Improved rating for Aylesbury's Royal Bucks Hospital after unannounced inspection

Private hospital in Aylesbury has improved from 'requires improvement' to 'good' after latest unannounced inspection

By Hannah Richardson
Wednesday, 15th December 2021, 6:00 am

The Care Quality Commission (CQC) has rated The Royal Buckinghamshire Hospital in Aylesbury, as 'good', after a recent inspection showed improvements had been made.

The hospital, on Buckingham Road, was previously rated as 'requires improvement', in a CQC report published in November 2018.

The 22-bed hospital offers inpatient and outpatient rehabilitation for both private and NHS-funded adult patients with spinal cord injury, acquired brain injury, stroke or other neurological conditions.

Sign up to our daily newsletter

The Royal Bucks Hospital in Aylesbury

The CQC carried out an unannounced, comprehensive inspection of the hospital in October.

Following the inspection, the overall rating for the hospital improved from 'requires improvement' to 'good'.

The rating for caring remains 'outstanding', the rating for effective and responsive remain 'good', the rating for safe improved from 'requires improvement' to 'good', the rating for well-led remains 'requires improvement'.

Amanda Williams, head of hospital inspection for the CQC, said: “When we inspected The Royal Buckinghamshire Hospital, we found a service that was providing outstanding care to patients using state-of-the-art equipment and facilities, such as a wearable robot that supported patients to walk.

"Staff treated patients with compassion and kindness and took their individual support needs into account, using word boards or other communication tools if required.

"They also made sure they considered people’s personal, emotional, cultural, social and religious needs and how these may impact on their care.

“When patients were unable to leave the building or receive visitors because of the Covid-19 pandemic, staff developed an activity programme, with movie nights, quizzes and beauty evenings.

"They also ate their Sunday roast with patients to create a more homely atmosphere.

"When one patient was celebrating their anniversary, their partner at home made a special meal they had eaten on their first date, and kitchen staff replicated it for them so they could eat the same meal together over a video call.

"The therapy team even held cooking sessions for a young family whose relative was sadly dying, so they would be able to cook healthy meals after their relative had passed away.

“Staff also made sure families were involved with their loved one’s care and treatment.

2Therapy sessions were recorded and streamed via teleconference for families who were unable to attend, and therapists used Zoom calls to review the patient’s home environment before they were discharged.

"These are all examples of an incredibly caring and committed team who were going out of their way to offer the best possible support to patients on their rehabilitation journey.

“However, leaders didn’t have effective processes in place to monitor performance across the hospital and we pointed out improvements need to be made to ensure these are kept under review.”

Inspectors found the following during this inspection:

The service had enough staff to care for patients and keep them safe. Staff felt respected, valued and supported. They had training in key skills, understood how to protect patients from abuse, and managed safety well. Staff assessed risks to patients, acted on them and kept good care records.
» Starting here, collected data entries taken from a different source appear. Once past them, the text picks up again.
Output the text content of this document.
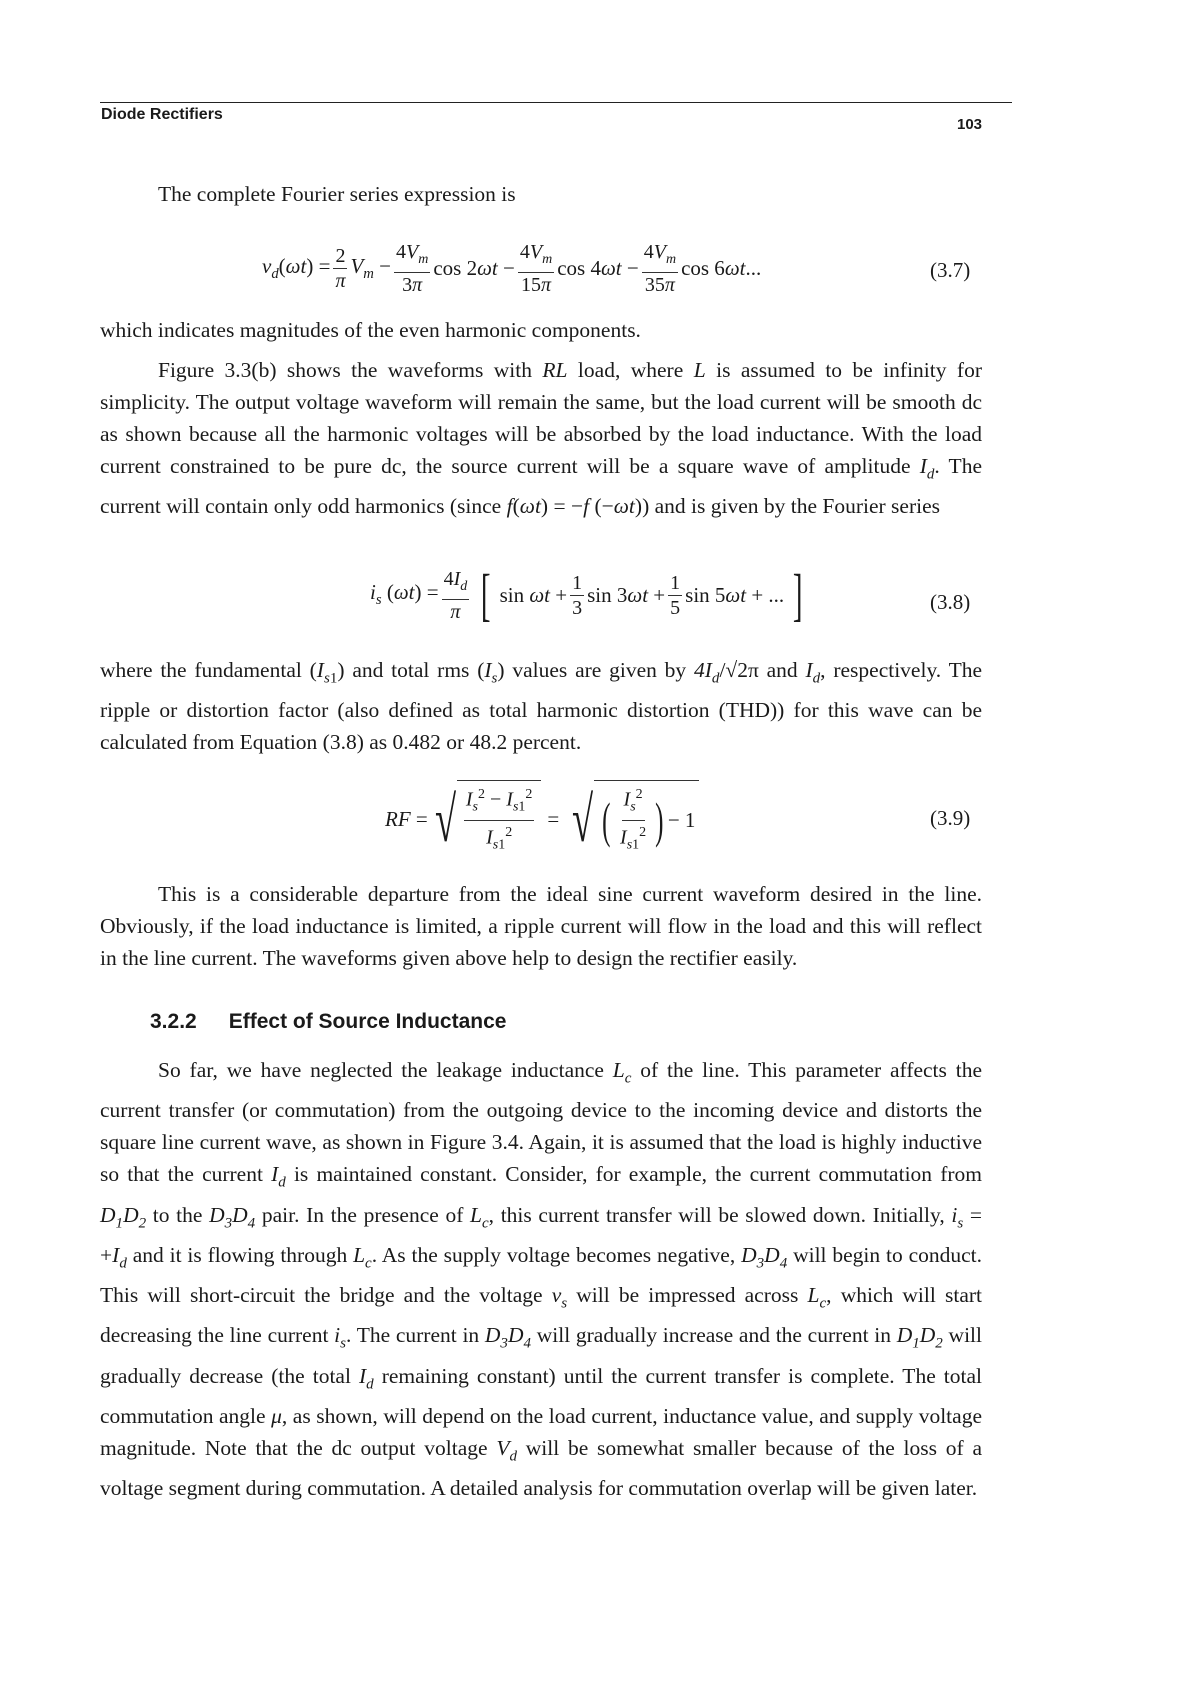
Diode Rectifiers
103
The complete Fourier series expression is
$v_d(\omega t) = \frac{2}{\pi} V_m - \frac{4V_m}{3\pi}$ $\cos 2\omega t - \frac{4V_m}{15\pi}$ $\cos 4\omega t - \frac{4V_m}{35\pi}$ cos 6ωt...	(3.7)
which indicates magnitudes of the even harmonic components.
Figure 3.3(b) shows the waveforms with RL load, where L is assumed to be infinity for simplicity. The output voltage waveform will remain the same, but the load current will be smooth dc as shown because all the harmonic voltages will be absorbed by the load inductance. With the load current constrained to be pure dc, the source current will be a square wave of amplitude $I_d$. The current will contain only odd harmonics (since f(ωt) = −f (−ωt)) and is given by the Fourier series
$i_s$ $(\omega t) = \frac{4I_d}{\pi}$ [ $\sin \omega t + \frac{1}{3}$ $\sin 3\omega t + \frac{1}{5}$ sin 5ωt + ... ]	(3.8)
where the fundamental $(I_{s1})$ and total rms $(I_s)$ values are given by $4I_d/√2\pi$ and $I_d$, respectively. The ripple or distortion factor (also defined as total harmonic distortion (THD)) for this wave can be calculated from Equation (3.8) as 0.482 or 48.2 percent.
RF = √ $\frac{I_s^2 - I_{s1}^2}{I_{s1}^2}$ = √ ( $\frac{I_s^2}{I_{s1}^2}$ ) − 1	(3.9)
This is a considerable departure from the ideal sine current waveform desired in the line. Obviously, if the load inductance is limited, a ripple current will flow in the load and this will reflect in the line current. The waveforms given above help to design the rectifier easily.
3.2.2 Effect of Source Inductance
So far, we have neglected the leakage inductance $L_c$ of the line. This parameter affects the current transfer (or commutation) from the outgoing device to the incoming device and distorts the square line current wave, as shown in Figure 3.4. Again, it is assumed that the load is highly inductive so that the current $I_d$ is maintained constant. Consider, for example, the current commutation from $D_1D_2$ to the $D_3D_4$ pair. In the presence of $L_c$, this current transfer will be slowed down. Initially, $i_s = +I_d$ and it is flowing through $L_c$. As the supply voltage becomes negative, $D_3D_4$ will begin to conduct. This will short-circuit the bridge and the voltage $v_s$ will be impressed across $L_c$, which will start decreasing the line current $i_s$. The current in $D_3D_4$ will gradually increase and the current in $D_1D_2$ will gradually decrease (the total $I_d$ remaining constant) until the current transfer is complete. The total commutation angle μ, as shown, will depend on the load current, inductance value, and supply voltage magnitude. Note that the dc output voltage $V_d$ will be somewhat smaller because of the loss of a voltage segment during commutation. A detailed analysis for commutation overlap will be given later.
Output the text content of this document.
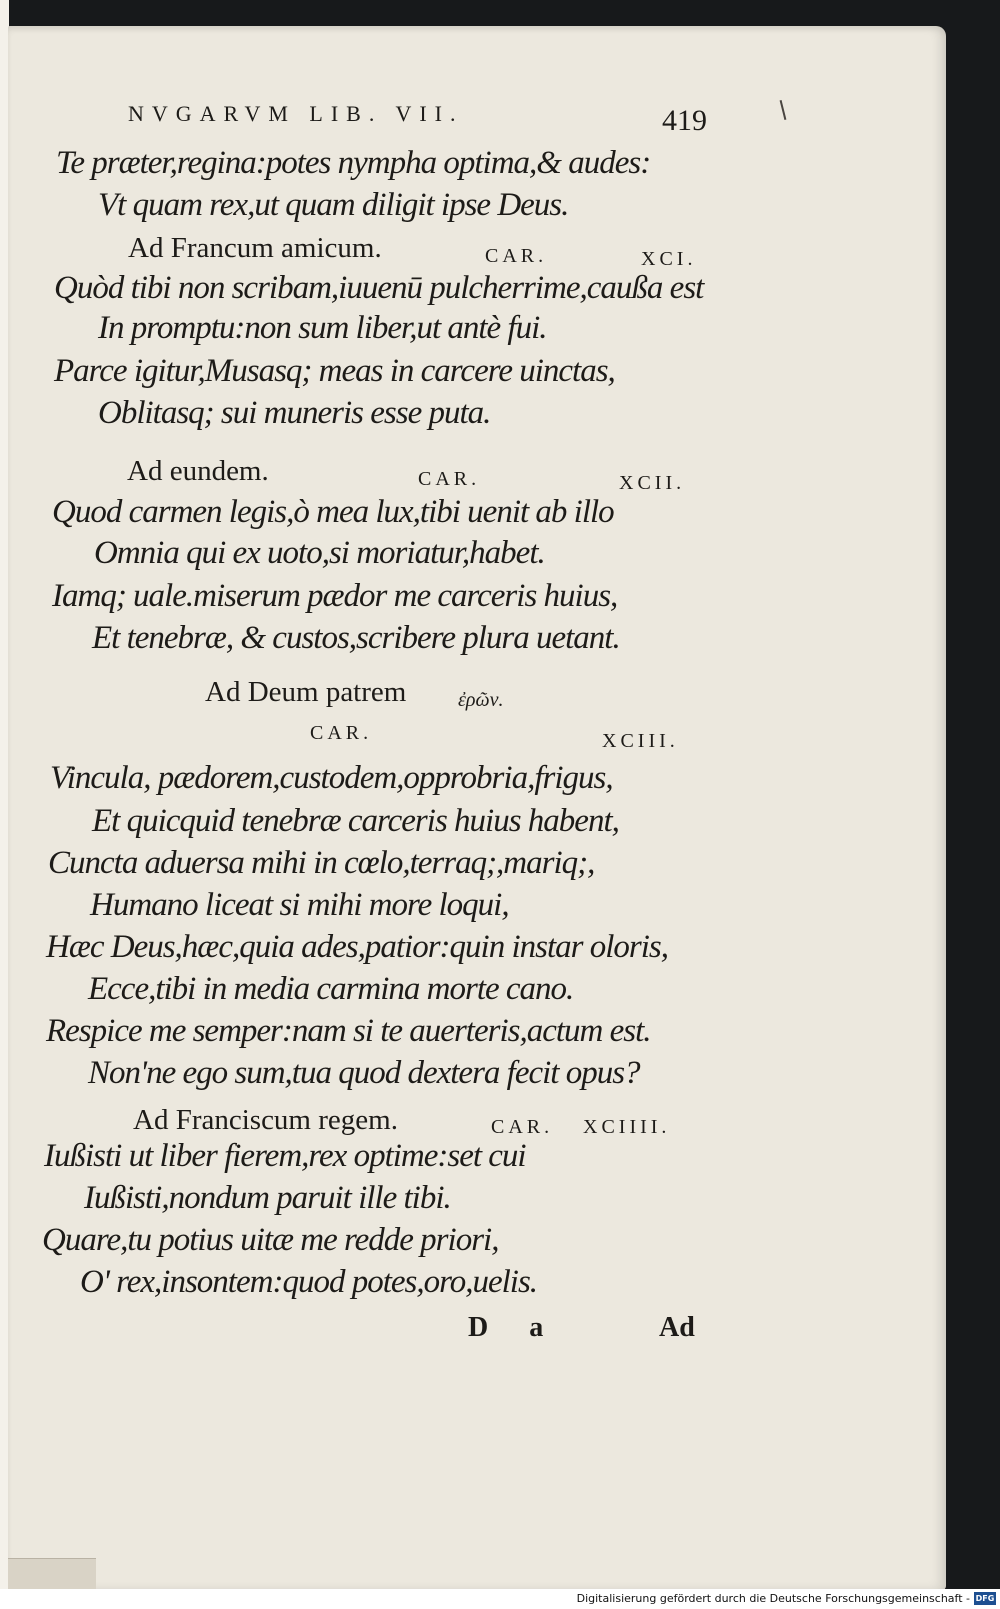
NVGARVM LIB. VII.	419
Te præter,regina:potes nympha optima,& audes:
Vt quam rex,ut quam diligit ipse Deus.
Ad Francum amicum.	CAR.	XCI.
Quòd tibi non scribam,iuuenū pulcherrime,caußa est
In promptu:non sum liber,ut antè fui.
Parce igitur,Musasq; meas in carcere uinctas,
Oblitasq; sui muneris esse puta.
Ad eundem.	CAR.	XCII.
Quod carmen legis,ò mea lux,tibi uenit ab illo
Omnia qui ex uoto,si moriatur,habet.
Iamq; uale.miserum pædor me carceris huius,
Et tenebræ, & custos,scribere plura uetant.
Ad Deum patrem	ἐρῶν.
CAR.	XCIII.
Vincula, pædorem,custodem,opprobria,frigus,
Et quicquid tenebræ carceris huius habent,
Cuncta aduersa mihi in cœlo,terraq;,mariq;,
Humano liceat si mihi more loqui,
Hæc Deus,hæc,quia ades,patior:quin instar oloris,
Ecce,tibi in media carmina morte cano.
Respice me semper:nam si te auerteris,actum est.
Non'ne ego sum,tua quod dextera fecit opus?
Ad Franciscum regem.	CAR. XCIIII.
Iußisti ut liber fierem,rex optime:set cui
Iußisti,nondum paruit ille tibi.
Quare,tu potius uitæ me redde priori,
O' rex,insontem:quod potes,oro,uelis.
D a	Ad
Digitalisierung gefördert durch die Deutsche Forschungsgemeinschaft - DFG
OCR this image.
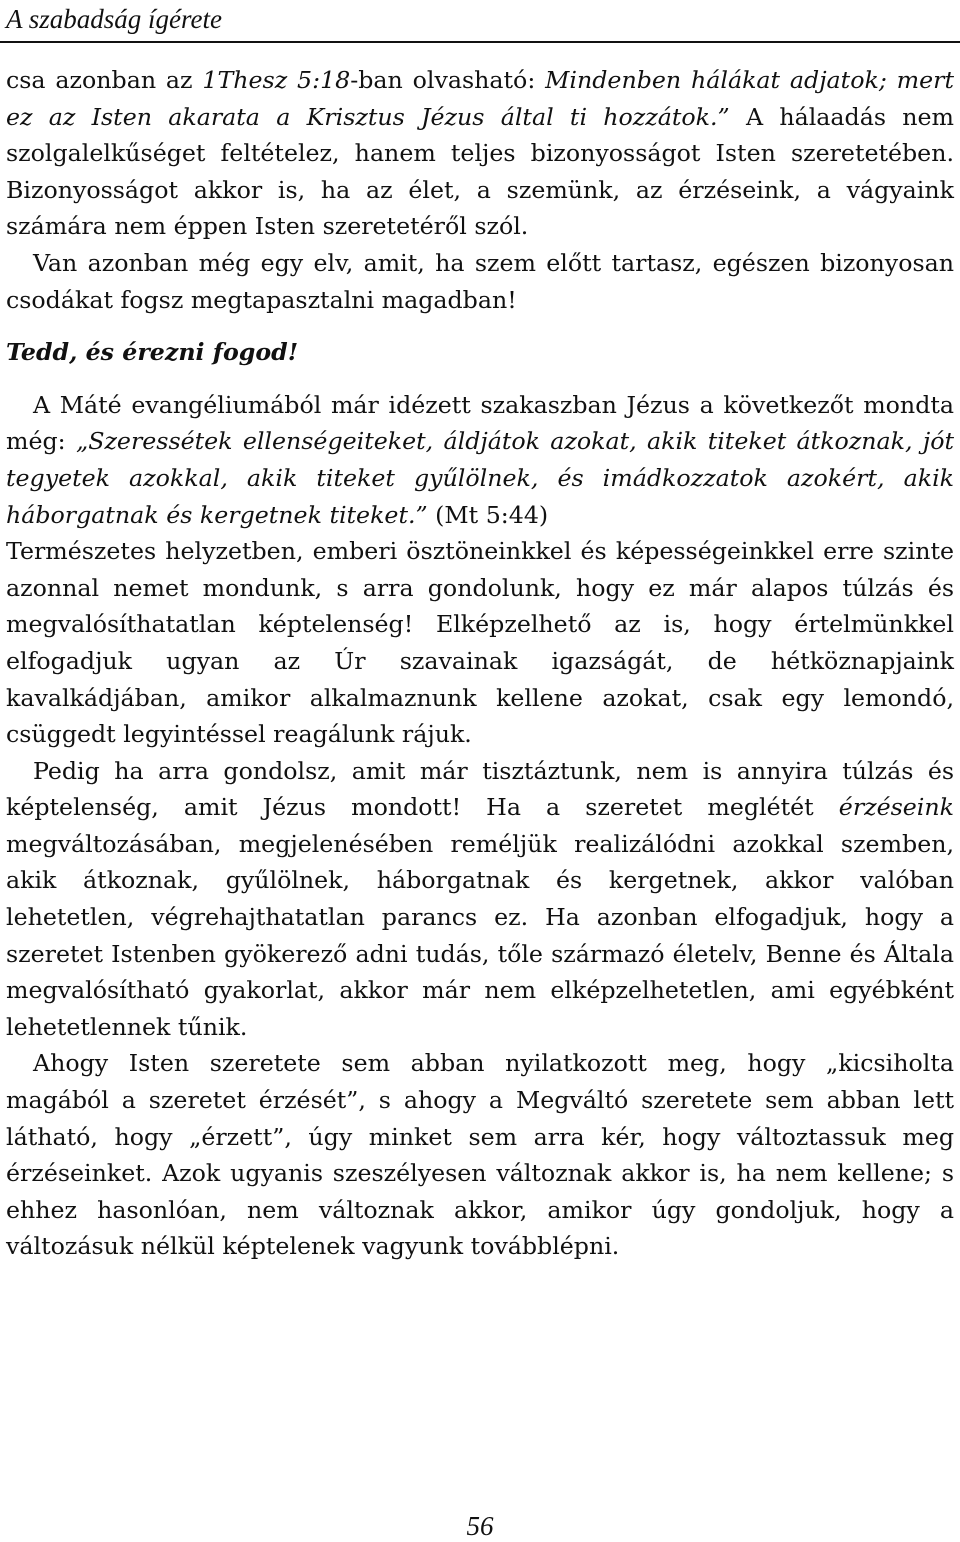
A szabadság ígérete

csa azonban az 1Thesz 5:18-ban olvasható: Mindenben hálákat adjatok; mert ez az Isten akarata a Krisztus Jézus által ti hozzátok.” A hálaadás nem szolgalelkűséget feltételez, hanem teljes bizonyosságot Isten szeretetében. Bizonyosságot akkor is, ha az élet, a szemünk, az érzéseink, a vágyaink számára nem éppen Isten szeretetéről szól.

Van azonban még egy elv, amit, ha szem előtt tartasz, egészen bizonyosan csodákat fogsz megtapasztalni magadban!

Tedd, és érezni fogod!

A Máté evangéliumából már idézett szakaszban Jézus a következőt mondta még: „Szeressétek ellenségeiteket, áldjátok azokat, akik titeket átkoznak, jót tegyetek azokkal, akik titeket gyűlölnek, és imádkozzatok azokért, akik háborgatnak és kergetnek titeket.” (Mt 5:44)

Természetes helyzetben, emberi ösztöneinkkel és képességeinkkel erre szinte azonnal nemet mondunk, s arra gondolunk, hogy ez már alapos túlzás és megvalósíthatatlan képtelenség! Elképzelhető az is, hogy értelmünkkel elfogadjuk ugyan az Úr szavainak igazságát, de hétköznapjaink kavalkádjában, amikor alkalmaznunk kellene azokat, csak egy lemondó, csüggedt legyintéssel reagálunk rájuk.

Pedig ha arra gondolsz, amit már tisztáztunk, nem is annyira túlzás és képtelenség, amit Jézus mondott! Ha a szeretet meglétét érzéseink megváltozásában, megjelenésében reméljük realizálódni azokkal szemben, akik átkoznak, gyűlölnek, háborgatnak és kergetnek, akkor valóban lehetetlen, végrehajthatatlan parancs ez. Ha azonban elfogadjuk, hogy a szeretet Istenben gyökerező adni tudás, tőle származó életelv, Benne és Általa megvalósítható gyakorlat, akkor már nem elképzelhetetlen, ami egyébként lehetetlennek tűnik.

Ahogy Isten szeretete sem abban nyilatkozott meg, hogy „kicsiholta magából a szeretet érzését”, s ahogy a Megváltó szeretete sem abban lett látható, hogy „érzett”, úgy minket sem arra kér, hogy változtassuk meg érzéseinket. Azok ugyanis szeszélyesen változnak akkor is, ha nem kellene; s ehhez hasonlóan, nem változnak akkor, amikor úgy gondoljuk, hogy a változásuk nélkül képtelenek vagyunk továbblépni.

56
They managed medicines well.

Staff provided good care and treatment, gave patients enough to eat and drink, and gave them pain relief when they needed it. Managers made sure staff were competent. Staff worked well together for the benefit of patients, advised them on how to lead healthier lives and supported them to make decisions about their care. Key services were available seven days a week.

Staff treated patients with compassion and kindness, respected their privacy and dignity, took account of their individual needs, and helped them understand their conditions. They provided emotional support to patients, families and carers.

The service planned care to meet the needs of local people, took account of patients’ individual needs, and made it easy for people to give feedback. People could access the service when they needed it and did not have to wait too long for treatment.

However:

The provider did not have effective processes in place to check that risks were reviewed in a timely way, or that important tasks had been completed, such as checking medicine stocks, checking that the emergency equipment was safe and cleaning.

Incident reports were not always fully completed, and managers could not provide evidence that the service was investigating and learning from complaints and incidents.

The safeguarding policy did not reflect current practice for safeguarding children. Not all therapy staff had completed safeguarding training, in line with the hospital’s target.

Not all non-clinical staff received an annual appraisal.

The report will be published on the CQC website today, Wednesday, December 15.

The Care Quality Commission (CQC) is the independent regulator of health and social care in England. We make sure health and social care services provide people with safe, effective, caring, well-led and responsive care, and we encourage care services to improve. We monitor, inspect and regulate services to make sure they meet fundamental standards of quality and safety and we publish what we find to help people choose care.